И, кажется, никогда люди не были так безумно экзальтированы, как к концу исторического XIII века.
* Мастер Гуго очищал свой кишечник у алтаря и, в знак презрения к Богу, вытирал свой зад алтарным покровом. — лат.
** Убивайте всех, ибо Господь знает своих! — лат.
*** если он лжет, то он получит по заслугам, если он искренне желает обратиться, то огонь очистит его от грехов. — фр.
**** с крайней радостью. — фр.
***** с несказанной радостью. — фр.
Гистеро-эпилепсия была тогда столь же обычной, как в наши дни чахотка, почти каждый человек был немного прокаженным, а известно, что у прокаженных особенно сильна жажда полового удовлетворения. Суккубат и инкубат разрушали малокровное человечество, повсюду видны были женщины, которые вдруг бросались наземь, подымали юбки и извивались в половых судорогах. И эта половая истерия только еще более питалась положением альбигоцев, глубоко проникшим в народ: ‘nemo potest peccare ab umbilico et inferius’ *.
Священники пошли еще дальше. Они учили, что всякое деяние святого — свято, и что священник освящает всех женщин, с которыми грешит. Эти теории были настолько в ходу, что народ в Испании и Франции называл монахинь ‘consacrees’, то есть метрессами священников.

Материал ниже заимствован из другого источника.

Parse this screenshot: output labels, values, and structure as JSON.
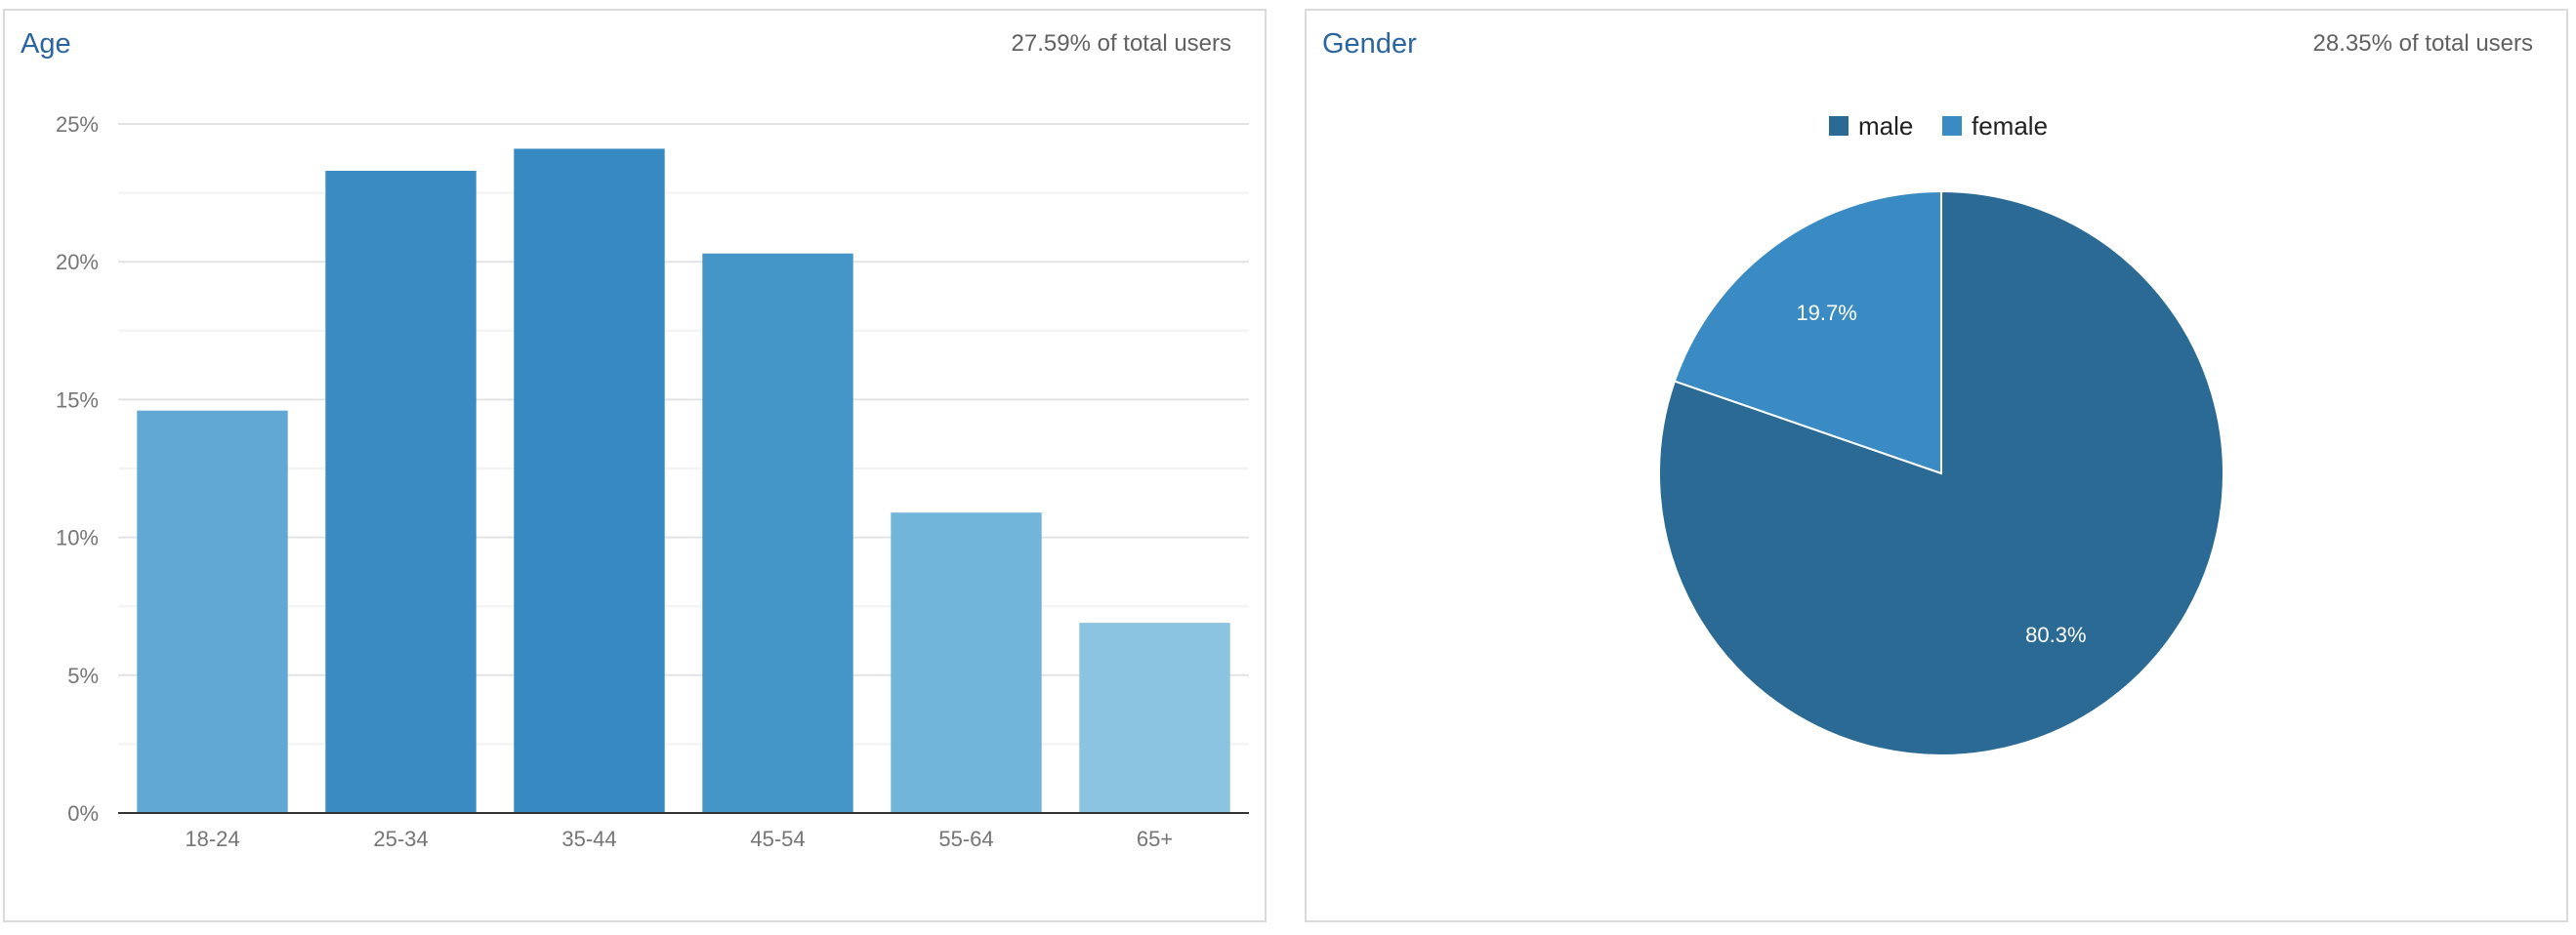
{
  "age_panel": {
    "title": "Age",
    "subtitle": "27.59% of total users"
  },
  "gender_panel": {
    "title": "Gender",
    "subtitle": "28.35% of total users"
  },
  "chart_data": [
    {
      "type": "bar",
      "title": "Age",
      "categories": [
        "18-24",
        "25-34",
        "35-44",
        "45-54",
        "55-64",
        "65+"
      ],
      "values": [
        14.6,
        23.3,
        24.1,
        20.3,
        10.9,
        6.9
      ],
      "colors": [
        "#61a9d4",
        "#3b8bc3",
        "#3789c1",
        "#4596c8",
        "#72b5da",
        "#8bc4e1"
      ],
      "ylim": [
        0,
        25
      ],
      "yticks": [
        0,
        5,
        10,
        15,
        20,
        25
      ],
      "ytick_labels": [
        "0%",
        "5%",
        "10%",
        "15%",
        "20%",
        "25%"
      ],
      "grid": true,
      "xlabel": "",
      "ylabel": ""
    },
    {
      "type": "pie",
      "title": "Gender",
      "slices": [
        {
          "name": "male",
          "value": 80.3,
          "label": "80.3%",
          "color": "#2b6a94"
        },
        {
          "name": "female",
          "value": 19.7,
          "label": "19.7%",
          "color": "#3a8bc4"
        }
      ],
      "legend_position": "top"
    }
  ]
}
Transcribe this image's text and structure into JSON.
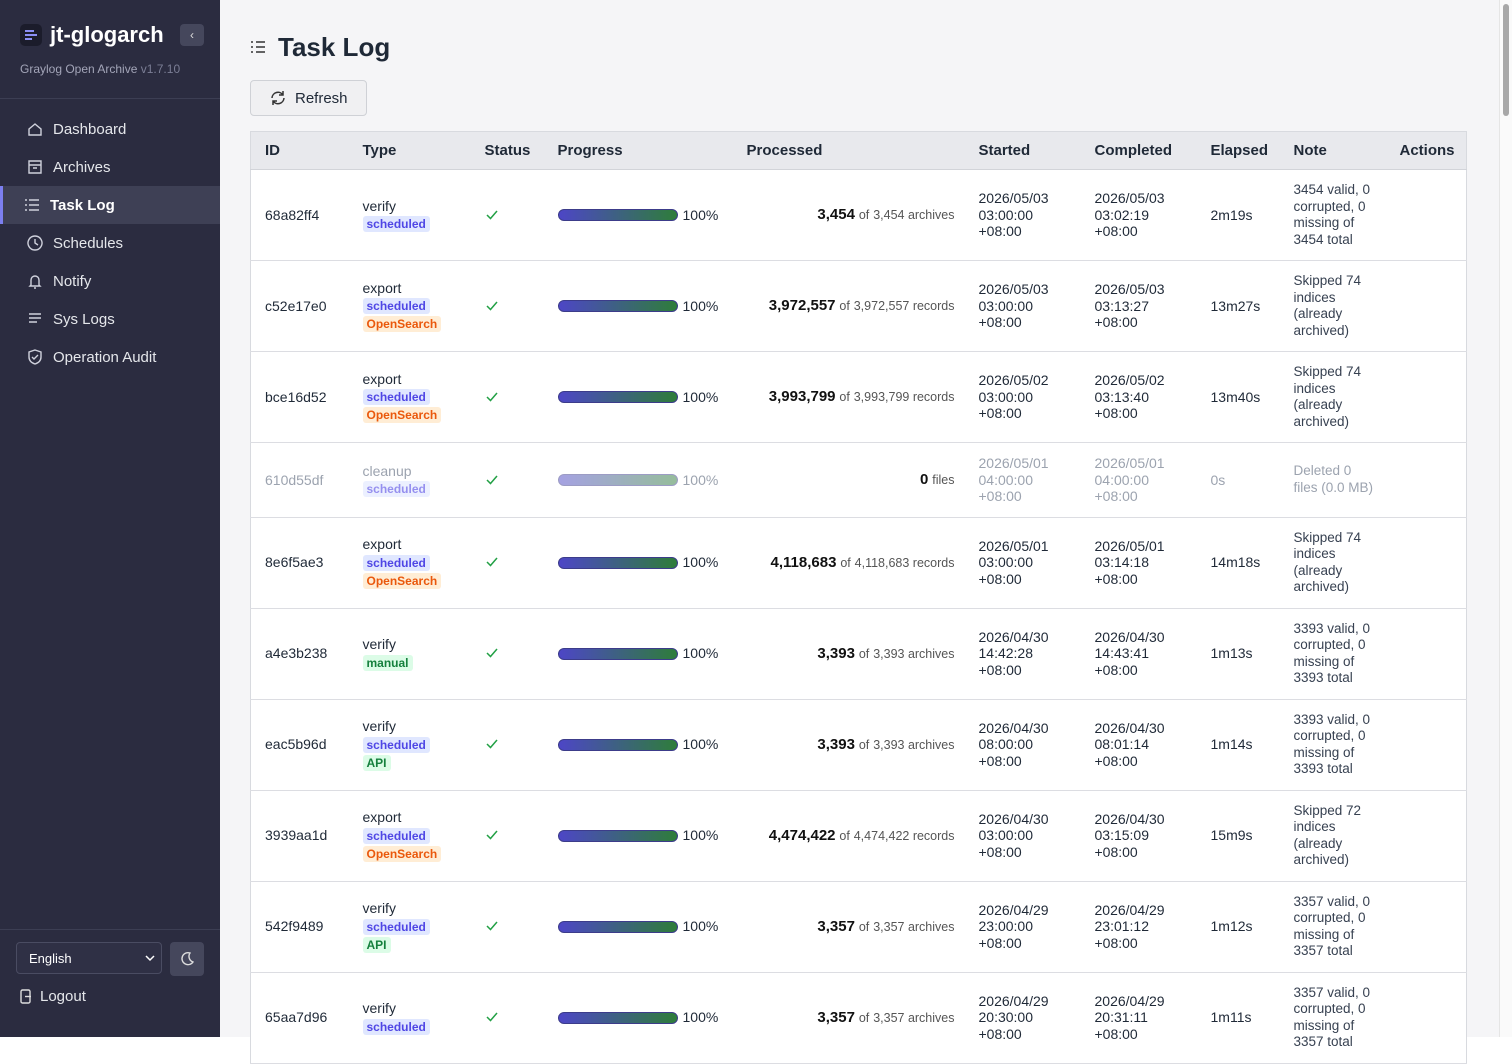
{
  "sidebar": {
    "brand": "jt-glogarch",
    "subtitle": "Graylog Open Archive",
    "version": "v1.7.10",
    "nav": [
      "Dashboard",
      "Archives",
      "Task Log",
      "Schedules",
      "Notify",
      "Sys Logs",
      "Operation Audit"
    ],
    "language": "English",
    "logout": "Logout"
  },
  "header": {
    "title": "Task Log",
    "refresh": "Refresh"
  },
  "table": {
    "columns": [
      "ID",
      "Type",
      "Status",
      "Progress",
      "Processed",
      "Started",
      "Completed",
      "Elapsed",
      "Note",
      "Actions"
    ],
    "rows": [
      {
        "id": "68a82ff4",
        "type": "verify",
        "tags": [
          {
            "text": "scheduled",
            "style": "blue"
          }
        ],
        "progress": "100%",
        "processed": "3,454",
        "of": "of",
        "total": "3,454 archives",
        "started": "2026/05/03 03:00:00 +08:00",
        "completed": "2026/05/03 03:02:19 +08:00",
        "elapsed": "2m19s",
        "note": "3454 valid, 0 corrupted, 0 missing of 3454 total"
      },
      {
        "id": "c52e17e0",
        "type": "export",
        "tags": [
          {
            "text": "scheduled",
            "style": "blue"
          },
          {
            "text": "OpenSearch",
            "style": "orange"
          }
        ],
        "progress": "100%",
        "processed": "3,972,557",
        "of": "of",
        "total": "3,972,557 records",
        "started": "2026/05/03 03:00:00 +08:00",
        "completed": "2026/05/03 03:13:27 +08:00",
        "elapsed": "13m27s",
        "note": "Skipped 74 indices (already archived)"
      },
      {
        "id": "bce16d52",
        "type": "export",
        "tags": [
          {
            "text": "scheduled",
            "style": "blue"
          },
          {
            "text": "OpenSearch",
            "style": "orange"
          }
        ],
        "progress": "100%",
        "processed": "3,993,799",
        "of": "of",
        "total": "3,993,799 records",
        "started": "2026/05/02 03:00:00 +08:00",
        "completed": "2026/05/02 03:13:40 +08:00",
        "elapsed": "13m40s",
        "note": "Skipped 74 indices (already archived)"
      },
      {
        "id": "610d55df",
        "type": "cleanup",
        "tags": [
          {
            "text": "scheduled",
            "style": "blue"
          }
        ],
        "progress": "100%",
        "processed": "0",
        "total": "files",
        "started": "2026/05/01 04:00:00 +08:00",
        "completed": "2026/05/01 04:00:00 +08:00",
        "elapsed": "0s",
        "note": "Deleted 0 files (0.0 MB)"
      },
      {
        "id": "8e6f5ae3",
        "type": "export",
        "tags": [
          {
            "text": "scheduled",
            "style": "blue"
          },
          {
            "text": "OpenSearch",
            "style": "orange"
          }
        ],
        "progress": "100%",
        "processed": "4,118,683",
        "of": "of",
        "total": "4,118,683 records",
        "started": "2026/05/01 03:00:00 +08:00",
        "completed": "2026/05/01 03:14:18 +08:00",
        "elapsed": "14m18s",
        "note": "Skipped 74 indices (already archived)"
      },
      {
        "id": "a4e3b238",
        "type": "verify",
        "tags": [
          {
            "text": "manual",
            "style": "green"
          }
        ],
        "progress": "100%",
        "processed": "3,393",
        "of": "of",
        "total": "3,393 archives",
        "started": "2026/04/30 14:42:28 +08:00",
        "completed": "2026/04/30 14:43:41 +08:00",
        "elapsed": "1m13s",
        "note": "3393 valid, 0 corrupted, 0 missing of 3393 total"
      },
      {
        "id": "eac5b96d",
        "type": "verify",
        "tags": [
          {
            "text": "scheduled",
            "style": "blue"
          },
          {
            "text": "API",
            "style": "green"
          }
        ],
        "progress": "100%",
        "processed": "3,393",
        "of": "of",
        "total": "3,393 archives",
        "started": "2026/04/30 08:00:00 +08:00",
        "completed": "2026/04/30 08:01:14 +08:00",
        "elapsed": "1m14s",
        "note": "3393 valid, 0 corrupted, 0 missing of 3393 total"
      },
      {
        "id": "3939aa1d",
        "type": "export",
        "tags": [
          {
            "text": "scheduled",
            "style": "blue"
          },
          {
            "text": "OpenSearch",
            "style": "orange"
          }
        ],
        "progress": "100%",
        "processed": "4,474,422",
        "of": "of",
        "total": "4,474,422 records",
        "started": "2026/04/30 03:00:00 +08:00",
        "completed": "2026/04/30 03:15:09 +08:00",
        "elapsed": "15m9s",
        "note": "Skipped 72 indices (already archived)"
      },
      {
        "id": "542f9489",
        "type": "verify",
        "tags": [
          {
            "text": "scheduled",
            "style": "blue"
          },
          {
            "text": "API",
            "style": "green"
          }
        ],
        "progress": "100%",
        "processed": "3,357",
        "of": "of",
        "total": "3,357 archives",
        "started": "2026/04/29 23:00:00 +08:00",
        "completed": "2026/04/29 23:01:12 +08:00",
        "elapsed": "1m12s",
        "note": "3357 valid, 0 corrupted, 0 missing of 3357 total"
      },
      {
        "id": "65aa7d96",
        "type": "verify",
        "tags": [
          {
            "text": "scheduled",
            "style": "blue"
          }
        ],
        "progress": "100%",
        "processed": "3,357",
        "of": "of",
        "total": "3,357 archives",
        "started": "2026/04/29 20:30:00 +08:00",
        "completed": "2026/04/29 20:31:11 +08:00",
        "elapsed": "1m11s",
        "note": "3357 valid, 0 corrupted, 0 missing of 3357 total"
      }
    ]
  }
}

Под влиянием этих учений церковь шла навстречу своему полному распаду. Францисканец Эд Риго отмечает в своих дневниках доказательства страшной развращенности монастырей, а повествования св. Бертина переполнены такими ужасающими рассказами о монастырской жизни, что обычная в средние века содомия кажется в сравнении со всем этим невинной забавой.
Церковь была безгранично унижена, осмеяна, но последний удар нанес ей Филипп Красивый. Он разрушил до корня тот незначительный авторитет, какой еще оставался у церкви в глазах народа.
Посреди людей, издыхавших от голода, посреди монархий, разлагавшихся от недостатка денег, в эпоху, когда каждый король должен был сделаться фальшивомонетчиком, церковь одна обладала неизмеримыми богатствами. В Германии епископ был князь, могший содержать армию, в Англии церковь владела половиной всей земли, то же было и во Франции.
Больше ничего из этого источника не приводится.